Another reason is that domestic companies created an environment that generates low profitability amid fierce competition. In the process of attracting more clients, they often sacrifice profitability, churning out similar products at lower prices. Local banks’ return on assets (ROA) are recorded at 0.3-0.4 percent and the average return rate is 4 percent, which is really low compared to other markets. Overall, foreign companies don’t have much incentive to break into Korea.



The Park Geun-hye administration has embarked on reform actions in the financial circle. How do you assess the government’s moves so far?

The ongoing financial reform is one of the most sweeping and comprehensive, containing a sincere willingness to fix the markets. But this is not enough. We need to overhaul the system, which means we should reconstruct the system in addition to repairing the broken parts.

Above all else, we need to change from a rule-oriented system into a system based on broader principals. With the current regulations, the authorities state every detail that financial companies should follow. Anything absent from the articles is considered violating the rule. Let’s take the leverage ratio rule. Korea specifies the specific maximum ratio at 1,100 percent. But a principal-focused system would stipulate that financial companies should retain soundness. Enforcement ordinances and model rules could follow the principle. When the regulation is strictly defined, it could lower financial companies’ ability to adjust to the fast-changing conditions of markets and restrain creativity.

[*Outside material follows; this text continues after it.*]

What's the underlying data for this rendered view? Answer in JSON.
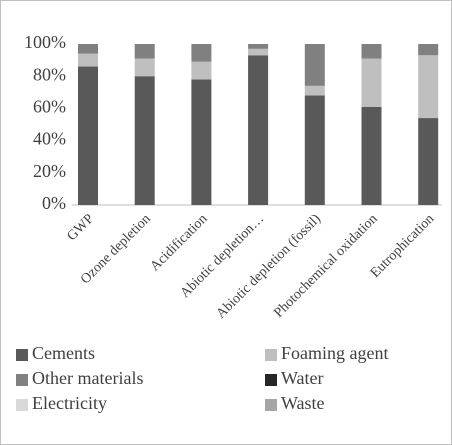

Let’s say that I live in a worn-out apartment where all the furniture and even the gas pipes are broken. My position is re-designing the entire house both inside and outside. But it seems that the stance of FSC’s Yim Jong-yong is to fix the broken parts.



The Individual Savings Account (ISA), an integrated financial platform that manages securities, savings and fund products, is one of the major measures by the current administration. Three months into the introduction, what do you make of the new platform?

The number of subscribers has exceeded 2 million. I believe that surpassing 5 million within this year would not be a long shot. But some 80 percent of them are subscribed to products that guarantee principal and provide only modest returns. The ideal way to use a tax-exempt platform like an ISA is having high-yield products. In countries like Japan and the United Kingdom, a great deal of accounts are subscribed to high-yield, securities-linked products.



Is there any country Korea can emulate to realize the vision you draw?

Singapore has taken an ideal path for Korea. Singapore is small in size but it serves as an international finance hub. Singapore was able to do it, but we couldn’t. Threats from North Korea aren’t to blame ? it’s the attitude and mindset of policy decision makers. Singapore has a cohesive political system enabling the government to pull resources to build the infrastructure and rules it needed to become a financial hub.

But Korea’s political system doesn’t seem sustainable. We have a law aimed at transforming Korea into a financial center, but there has not been much progress so far. One factor that drags down the vision is the protective laws in finance, law and accounting, which hampers the active performance of multinational companies. Those rules all resulted in restraining creativity and potential.